33. Flash of
inspiration
Posted by T. T. and
P. R. in November 2019
It has been told many times that Isaac Newton discovered
gravity when he saw a falling apple. Whether or not this is true, it might lead
to a belief that only a genius can have such a ‘flash of inspiration’. On the
contrary, ordinary people may suddenly come up with new ideas, which could be
similar to a flash of inspiration from a genius, even though the resulting idea
is usually not more than a piece of imagination.
If a flash of inspiration is a common feature of ordinary
people, it may not be the nature just of specially gifted people but, instead,
an intrinsic nature of any individual human. More than that, it may be possible
to assume that animals other than humans can also have such a flash of
inspiration as an intrinsic nature.
At this moment, a flash of inspiration suddenly came to me
that this reasoning might apply not only in animals having a highly evolved
brain, but animals having a primitive brain may also have a nature similar to
the ‘flash of inspiration’. This idea was not a result of inductive thinking
but was the fruit of imagination unexpectedly emerging in my poor brain!

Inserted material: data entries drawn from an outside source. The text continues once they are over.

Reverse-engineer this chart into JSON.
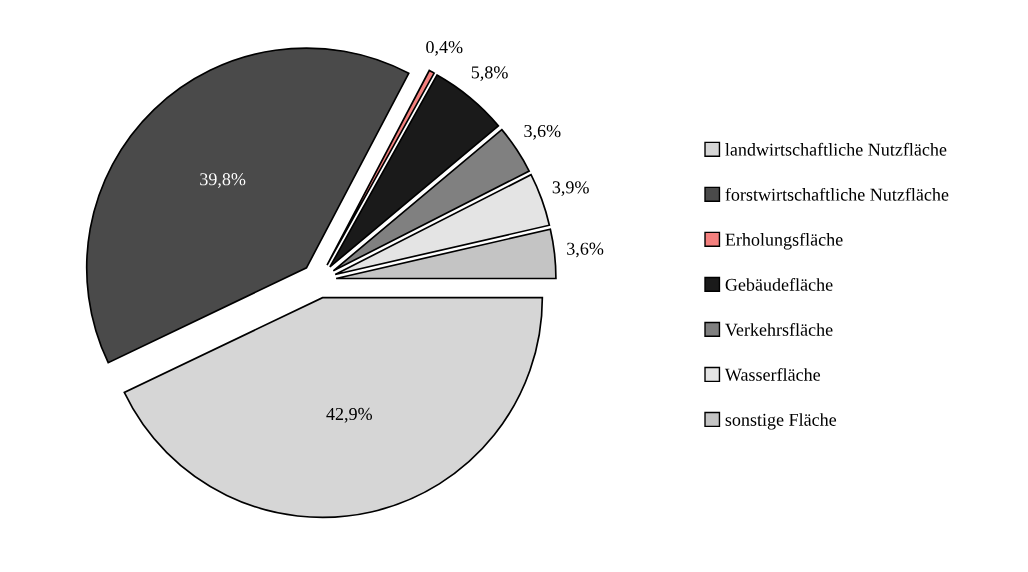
{
  "chart_data": {
    "type": "pie",
    "categories": [
      "landwirtschaftliche Nutzfläche",
      "forstwirtschaftliche Nutzfläche",
      "Erholungsfläche",
      "Gebäudefläche",
      "Verkehrsfläche",
      "Wasserfläche",
      "sonstige Fläche"
    ],
    "values": [
      42.9,
      39.8,
      0.4,
      5.8,
      3.6,
      3.9,
      3.6
    ],
    "colors": [
      "#d6d6d6",
      "#4a4a4a",
      "#f4807e",
      "#1a1a1a",
      "#808080",
      "#e4e4e4",
      "#c4c4c4"
    ],
    "value_labels": [
      "42,9%",
      "39,8%",
      "0,4%",
      "5,8%",
      "3,6%",
      "3,9%",
      "3,6%"
    ],
    "legend": "right"
  }
}
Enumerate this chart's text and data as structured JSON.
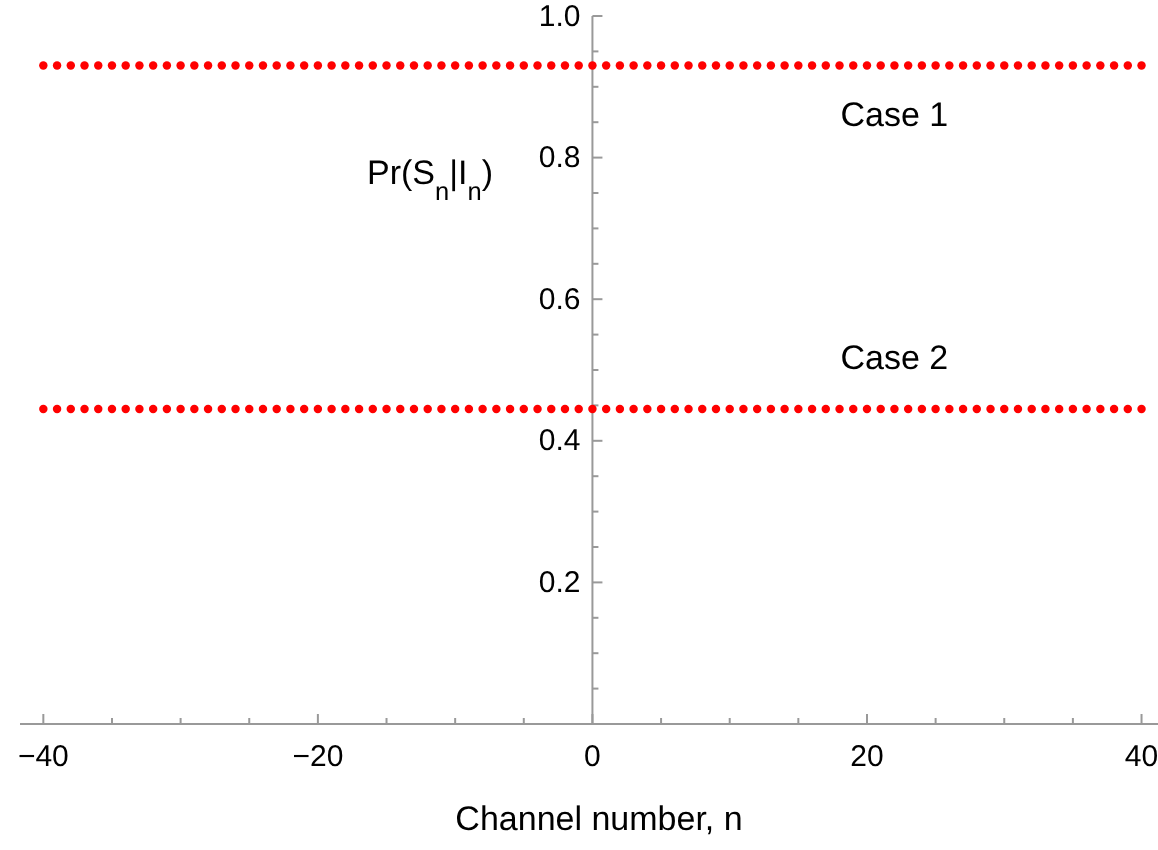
{
  "chart_data": {
    "type": "scatter",
    "xlabel": "Channel number, n",
    "ylabel": "Pr(S$_{n}$|I$_{n}$)",
    "x": [
      -40,
      -39,
      -38,
      -37,
      -36,
      -35,
      -34,
      -33,
      -32,
      -31,
      -30,
      -29,
      -28,
      -27,
      -26,
      -25,
      -24,
      -23,
      -22,
      -21,
      -20,
      -19,
      -18,
      -17,
      -16,
      -15,
      -14,
      -13,
      -12,
      -11,
      -10,
      -9,
      -8,
      -7,
      -6,
      -5,
      -4,
      -3,
      -2,
      -1,
      0,
      1,
      2,
      3,
      4,
      5,
      6,
      7,
      8,
      9,
      10,
      11,
      12,
      13,
      14,
      15,
      16,
      17,
      18,
      19,
      20,
      21,
      22,
      23,
      24,
      25,
      26,
      27,
      28,
      29,
      30,
      31,
      32,
      33,
      34,
      35,
      36,
      37,
      38,
      39,
      40
    ],
    "series": [
      {
        "name": "Case 1",
        "color": "#ff0000",
        "values": [
          0.93,
          0.93,
          0.93,
          0.93,
          0.93,
          0.93,
          0.93,
          0.93,
          0.93,
          0.93,
          0.93,
          0.93,
          0.93,
          0.93,
          0.93,
          0.93,
          0.93,
          0.93,
          0.93,
          0.93,
          0.93,
          0.93,
          0.93,
          0.93,
          0.93,
          0.93,
          0.93,
          0.93,
          0.93,
          0.93,
          0.93,
          0.93,
          0.93,
          0.93,
          0.93,
          0.93,
          0.93,
          0.93,
          0.93,
          0.93,
          0.93,
          0.93,
          0.93,
          0.93,
          0.93,
          0.93,
          0.93,
          0.93,
          0.93,
          0.93,
          0.93,
          0.93,
          0.93,
          0.93,
          0.93,
          0.93,
          0.93,
          0.93,
          0.93,
          0.93,
          0.93,
          0.93,
          0.93,
          0.93,
          0.93,
          0.93,
          0.93,
          0.93,
          0.93,
          0.93,
          0.93,
          0.93,
          0.93,
          0.93,
          0.93,
          0.93,
          0.93,
          0.93,
          0.93,
          0.93,
          0.93
        ]
      },
      {
        "name": "Case 2",
        "color": "#ff0000",
        "values": [
          0.445,
          0.445,
          0.445,
          0.445,
          0.445,
          0.445,
          0.445,
          0.445,
          0.445,
          0.445,
          0.445,
          0.445,
          0.445,
          0.445,
          0.445,
          0.445,
          0.445,
          0.445,
          0.445,
          0.445,
          0.445,
          0.445,
          0.445,
          0.445,
          0.445,
          0.445,
          0.445,
          0.445,
          0.445,
          0.445,
          0.445,
          0.445,
          0.445,
          0.445,
          0.445,
          0.445,
          0.445,
          0.445,
          0.445,
          0.445,
          0.445,
          0.445,
          0.445,
          0.445,
          0.445,
          0.445,
          0.445,
          0.445,
          0.445,
          0.445,
          0.445,
          0.445,
          0.445,
          0.445,
          0.445,
          0.445,
          0.445,
          0.445,
          0.445,
          0.445,
          0.445,
          0.445,
          0.445,
          0.445,
          0.445,
          0.445,
          0.445,
          0.445,
          0.445,
          0.445,
          0.445,
          0.445,
          0.445,
          0.445,
          0.445,
          0.445,
          0.445,
          0.445,
          0.445,
          0.445,
          0.445
        ]
      }
    ],
    "marker": "circle",
    "xlim": [
      -41.7,
      41.2
    ],
    "ylim": [
      0,
      1.0
    ],
    "xticks": [
      -40,
      {
        "value": -35,
        "label": null
      },
      {
        "value": -30,
        "label": null
      },
      {
        "value": -25,
        "label": null
      },
      -20,
      {
        "value": -15,
        "label": null
      },
      {
        "value": -10,
        "label": null
      },
      {
        "value": -5,
        "label": null
      },
      0,
      {
        "value": 5,
        "label": null
      },
      {
        "value": 10,
        "label": null
      },
      {
        "value": 15,
        "label": null
      },
      20,
      {
        "value": 25,
        "label": null
      },
      {
        "value": 30,
        "label": null
      },
      {
        "value": 35,
        "label": null
      },
      40
    ],
    "yticks": [
      {
        "value": 0.05,
        "label": null
      },
      {
        "value": 0.1,
        "label": null
      },
      {
        "value": 0.15,
        "label": null
      },
      0.2,
      {
        "value": 0.25,
        "label": null
      },
      {
        "value": 0.3,
        "label": null
      },
      {
        "value": 0.35,
        "label": null
      },
      0.4,
      {
        "value": 0.45,
        "label": null
      },
      {
        "value": 0.5,
        "label": null
      },
      {
        "value": 0.55,
        "label": null
      },
      0.6,
      {
        "value": 0.65,
        "label": null
      },
      {
        "value": 0.7,
        "label": null
      },
      {
        "value": 0.75,
        "label": null
      },
      0.8,
      {
        "value": 0.85,
        "label": null
      },
      {
        "value": 0.9,
        "label": null
      },
      {
        "value": 0.95,
        "label": null
      },
      {
        "value": 1,
        "label": "1.0"
      }
    ]
  }
}
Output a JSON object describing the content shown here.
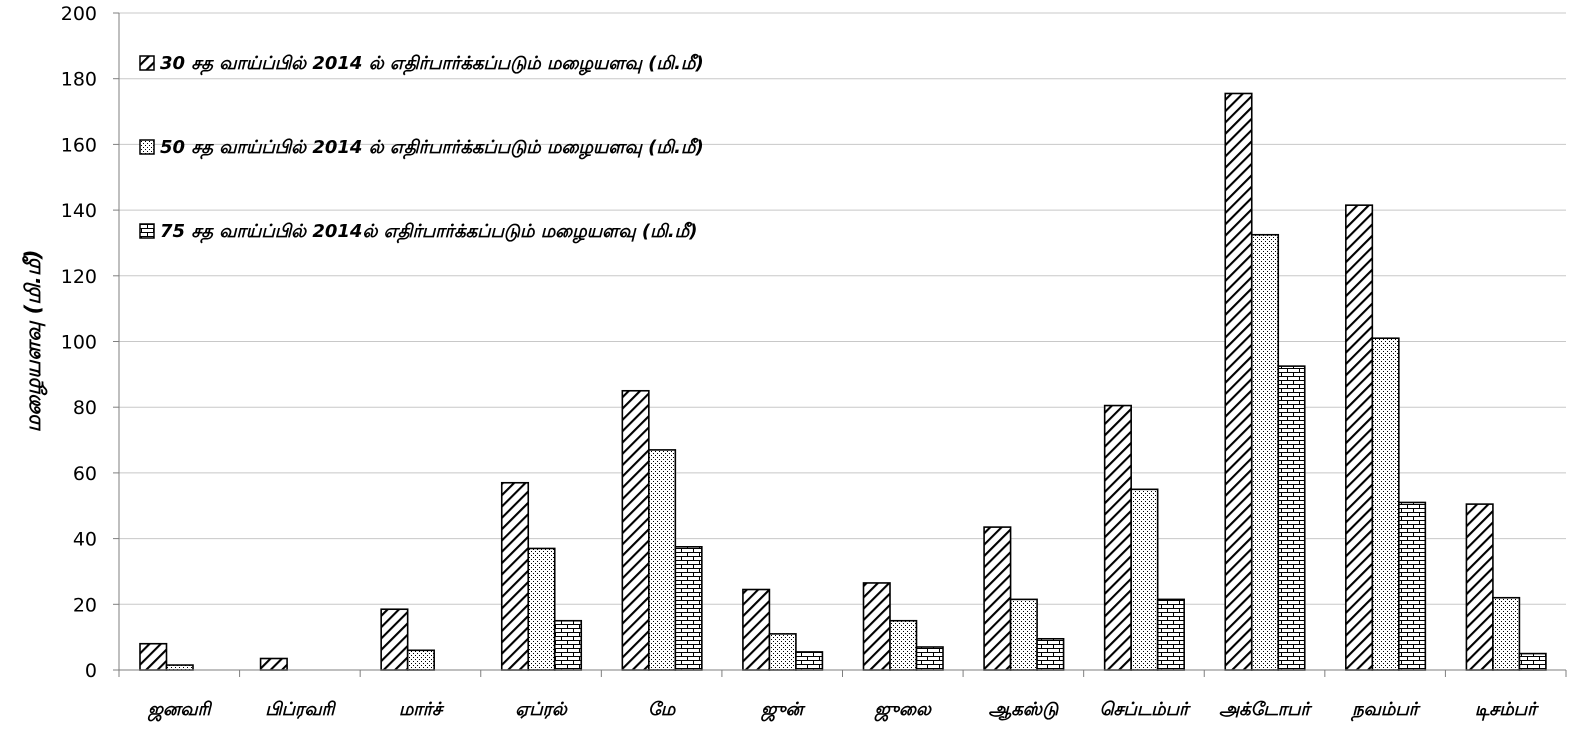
{
  "chart_data": {
    "type": "bar",
    "ylabel": "மழையளவு (மி.மீ)",
    "xlabel": "",
    "ylim": [
      0,
      200
    ],
    "yticks": [
      0,
      20,
      40,
      60,
      80,
      100,
      120,
      140,
      160,
      180,
      200
    ],
    "grid": true,
    "legend_position": "top-left",
    "categories": [
      "ஜனவரி",
      "பிப்ரவரி",
      "மார்ச்",
      "ஏப்ரல்",
      "மே",
      "ஜுன்",
      "ஜுலை",
      "ஆகஸ்டு",
      "செப்டம்பர்",
      "அக்டோபர்",
      "நவம்பர்",
      "டிசம்பர்"
    ],
    "series": [
      {
        "name": "30 சத வாய்ப்பில் 2014 ல் எதிர்பார்க்கப்படும் மழையளவு (மி.மீ)",
        "pattern": "diagonal",
        "values": [
          8,
          3.5,
          18.5,
          57,
          85,
          24.5,
          26.5,
          43.5,
          80.5,
          175.5,
          141.5,
          50.5
        ]
      },
      {
        "name": "50 சத வாய்ப்பில் 2014 ல் எதிர்பார்க்கப்படும் மழையளவு (மி.மீ)",
        "pattern": "dotted",
        "values": [
          1.5,
          0,
          6,
          37,
          67,
          11,
          15,
          21.5,
          55,
          132.5,
          101,
          22
        ]
      },
      {
        "name": "75 சத வாய்ப்பில் 2014ல் எதிர்பார்க்கப்படும் மழையளவு (மி.மீ)",
        "pattern": "brick",
        "values": [
          0,
          0,
          0,
          15,
          37.5,
          5.5,
          7,
          9.5,
          21.5,
          92.5,
          51,
          5
        ]
      }
    ],
    "colors": {
      "bar_fill": "#ffffff",
      "bar_stroke": "#000000",
      "grid": "#c8c8c8",
      "axis": "#7f7f7f"
    }
  }
}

Such an imagined idea that the flash of inspiration can
exist in primitive brains may provide hope that it may also exist at least in
mentally disabled persons due to congenital brain defects, developmental
disorders, brain damage, and dementia, even though difficulties arise in
communication by language. This could mean that all natural brains work in a
similar way to a genius brain but
perhaps only at a very basic level.
At present, scientific understanding of the mind is still
rudimentary, but it will develop significantly in the hundreds of years ahead,
so that people living in the remote future will be able to have a perfect
understanding of how the mind works. Then, they could be convinced that the
basic nature of the mind, such as the ‘flash of inspiration’ must exist in all
minds among all species having a mind. Thus, all of our ancestors and
descendants may have the mind in common at the very basic nature.
We can imagine future people who are looking back at us from
a distance, and they are eagerly wishing for signs of a ‘flash of inspiration’
from us, by which the existence of human future can be secured. And at the same
time, they earnestly hope for our joyous imagination, that we can surely
contribute to the distant future people. If such a scenario becomes a reality,
the outcome must be far above the discovery of gravity.